When Isabelle Lefebvre first started quail farming, she treated the birds almost like pets.
“When I didn’t have that many, I used to have three in the house all winter in a little rabbit cage,” she said.
Sometimes she even let them run around her house.
Three years later, now that her covey of quails has grown to almost 40 birds, they don’t get to wander the halls of her Mayo Road home anymore.
They have their own coup beside the horse stalls.
Originally from Lac Saint-Jean, Quebec, Lefebvre didn’t grow up on a farm and quail eggs were never a part of her diet.
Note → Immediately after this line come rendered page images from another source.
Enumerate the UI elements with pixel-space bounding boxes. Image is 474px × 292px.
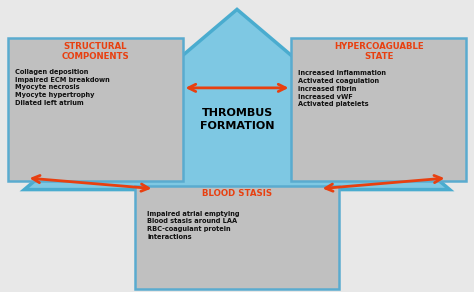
Text: Increased inflammation
Activated coagulation
increased fibrin
Increased vWF
Acti: Increased inflammation Activated coagula…: [299, 70, 386, 107]
FancyBboxPatch shape: [8, 39, 182, 181]
Text: Collagen deposition
Impaired ECM breakdown
Myocyte necrosis
Myocyte hypertrophy
: Collagen deposition Impaired ECM breakdo…: [15, 69, 109, 106]
Text: HYPERCOAGUABLE
STATE: HYPERCOAGUABLE STATE: [334, 42, 424, 61]
Text: Impaired atrial emptying
Blood stasis around LAA
RBC-coagulant protein
interacti: Impaired atrial emptying Blood stasis ar…: [147, 211, 240, 240]
FancyBboxPatch shape: [292, 39, 466, 181]
Text: BLOOD STASIS: BLOOD STASIS: [202, 189, 272, 198]
Polygon shape: [152, 190, 322, 239]
FancyBboxPatch shape: [136, 186, 338, 289]
Text: THROMBUS
FORMATION: THROMBUS FORMATION: [200, 108, 274, 131]
Polygon shape: [24, 9, 450, 190]
Text: STRUCTURAL
COMPONENTS: STRUCTURAL COMPONENTS: [61, 42, 129, 61]
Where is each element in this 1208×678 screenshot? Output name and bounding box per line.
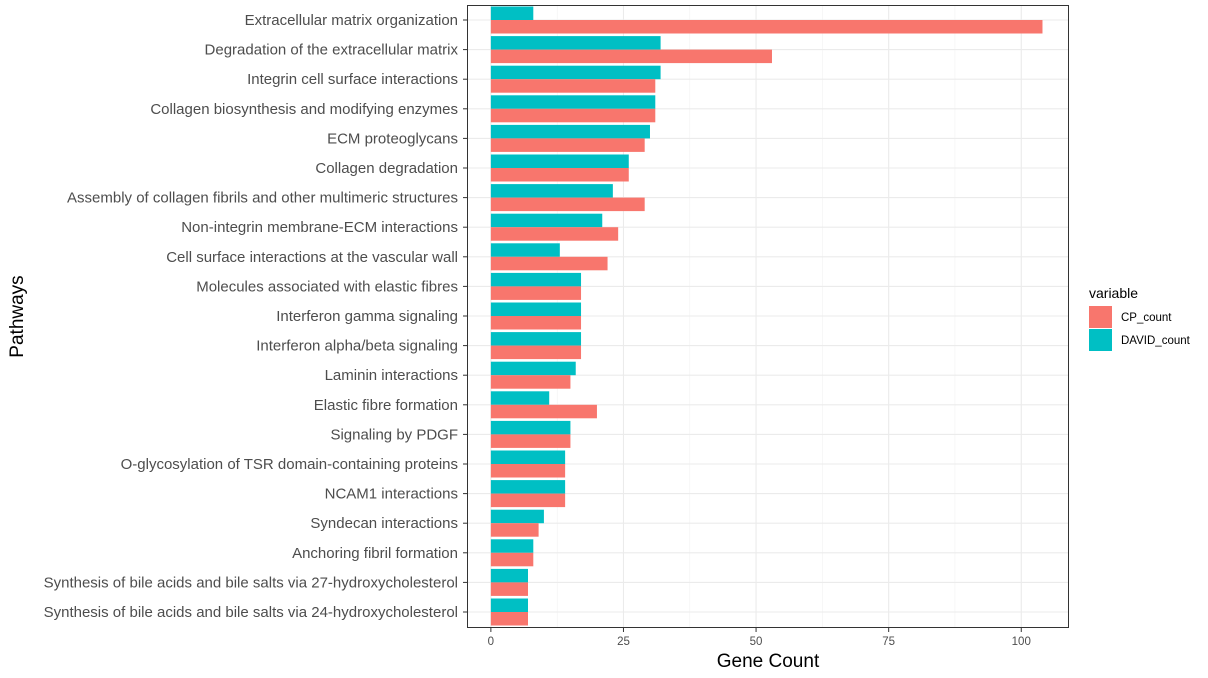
- bar-cp-count: [490, 168, 629, 182]
- category-labels: Extracellular matrix organization Degrada…: [44, 12, 459, 621]
- category-label: Syndecan interactions: [310, 515, 458, 532]
- category-label: Interferon gamma signaling: [276, 308, 458, 325]
- category-label: Integrin cell surface interactions: [247, 71, 458, 88]
- category-label: Collagen biosynthesis and modifying enzy…: [150, 101, 458, 118]
- legend-key-david-count: [1089, 329, 1112, 351]
- bar-cp-count: [490, 20, 1043, 34]
- category-label: Cell surface interactions at the vascula…: [166, 249, 458, 266]
- bar-david-count: [490, 36, 661, 50]
- category-label: Synthesis of bile acids and bile salts v…: [44, 604, 458, 621]
- x-tick-label: 25: [617, 636, 630, 648]
- category-label: O-glycosylation of TSR domain-containing…: [121, 456, 458, 473]
- bar-david-count: [490, 272, 582, 287]
- bar-cp-count: [490, 286, 582, 300]
- y-axis-title: Pathways: [7, 275, 28, 357]
- bar-david-count: [490, 568, 528, 583]
- bar-cp-count: [490, 227, 619, 241]
- bar-cp-count: [490, 404, 597, 419]
- bar-david-count: [490, 6, 534, 20]
- bar-david-count: [490, 480, 566, 494]
- bar-cp-count: [490, 108, 656, 123]
- category-label: Molecules associated with elastic fibres: [196, 278, 458, 295]
- bar-cp-count: [490, 434, 571, 448]
- category-label: Signaling by PDGF: [330, 426, 458, 443]
- bar-david-count: [490, 450, 566, 464]
- bar-cp-count: [490, 79, 656, 93]
- category-label: NCAM1 interactions: [325, 486, 458, 503]
- bar-david-count: [490, 598, 528, 612]
- bar-david-count: [490, 302, 582, 316]
- bar-cp-count: [490, 375, 571, 389]
- category-label: Anchoring fibril formation: [292, 545, 458, 562]
- category-label: Extracellular matrix organization: [245, 12, 458, 29]
- bar-cp-count: [490, 49, 772, 64]
- bar-cp-count: [490, 612, 528, 626]
- category-label: Laminin interactions: [325, 367, 458, 384]
- bar-david-count: [490, 65, 661, 80]
- bar-cp-count: [490, 464, 566, 478]
- bar-cp-count: [490, 256, 608, 271]
- bar-david-count: [490, 509, 544, 524]
- legend-label-cp-count: CP_count: [1121, 312, 1172, 324]
- bar-david-count: [490, 361, 576, 376]
- plot-panel-border: [467, 5, 1069, 628]
- bar-david-count: [490, 243, 560, 257]
- category-label: Assembly of collagen fibrils and other m…: [67, 190, 458, 207]
- bar-cp-count: [490, 345, 582, 360]
- legend: variable CP_count DAVID_count: [1089, 285, 1191, 351]
- bar-david-count: [490, 95, 656, 109]
- bar-david-count: [490, 539, 534, 553]
- bar-cp-count: [490, 552, 534, 567]
- x-tick-label: 0: [488, 636, 494, 648]
- x-axis-title: Gene Count: [717, 651, 820, 672]
- x-tick-label: 75: [882, 636, 895, 648]
- category-label: Degradation of the extracellular matrix: [205, 42, 459, 59]
- bar-david-count: [490, 420, 571, 435]
- category-label: Synthesis of bile acids and bile salts v…: [44, 574, 458, 591]
- axis-ticks: 0 25 50 75 100: [463, 19, 1031, 648]
- category-label: Elastic fibre formation: [314, 397, 458, 414]
- bar-david-count: [490, 332, 582, 346]
- x-tick-label: 50: [750, 636, 763, 648]
- category-label: Collagen degradation: [315, 160, 458, 177]
- bar-david-count: [490, 124, 650, 139]
- bar-cp-count: [490, 523, 539, 537]
- bar-david-count: [490, 184, 613, 198]
- legend-title: variable: [1089, 285, 1138, 301]
- bar-cp-count: [490, 493, 566, 508]
- bar-david-count: [490, 213, 603, 228]
- bar-david-count: [490, 154, 629, 168]
- legend-key-cp-count: [1089, 306, 1112, 328]
- legend-label-david-count: DAVID_count: [1121, 335, 1191, 347]
- bar-david-count: [490, 391, 550, 405]
- bar-cp-count: [490, 197, 645, 212]
- bar-cp-count: [490, 138, 645, 152]
- category-label: Non-integrin membrane-ECM interactions: [181, 219, 458, 236]
- x-tick-label: 100: [1012, 636, 1031, 648]
- bars: [490, 6, 1043, 626]
- bar-cp-count: [490, 316, 582, 330]
- category-label: Interferon alpha/beta signaling: [256, 338, 458, 355]
- category-label: ECM proteoglycans: [327, 130, 458, 147]
- bar-cp-count: [490, 582, 528, 596]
“I don’t know why I got into it,” she said. “I just thought it was fun but then I found out how healthy they (the eggs) are.”
In Canada, the small speckled eggs are a delicacy normally seen in a fancy restaurant as garnish for haute cuisine.
But quail eggs are much more common in other parts of the world.
South Americans garnish their hamburgers and hotdogs with them. In the Philippines and Vietnam, the soft-boiled eggs are battered, deep-fried and sold on the streets as beer snacks.
Though they’re not as common today, people have been eating quail eggs since the beginning of recorded history.
In traditional Chinese medicine, quail eggs have been used to treat everything from asthma to eczema.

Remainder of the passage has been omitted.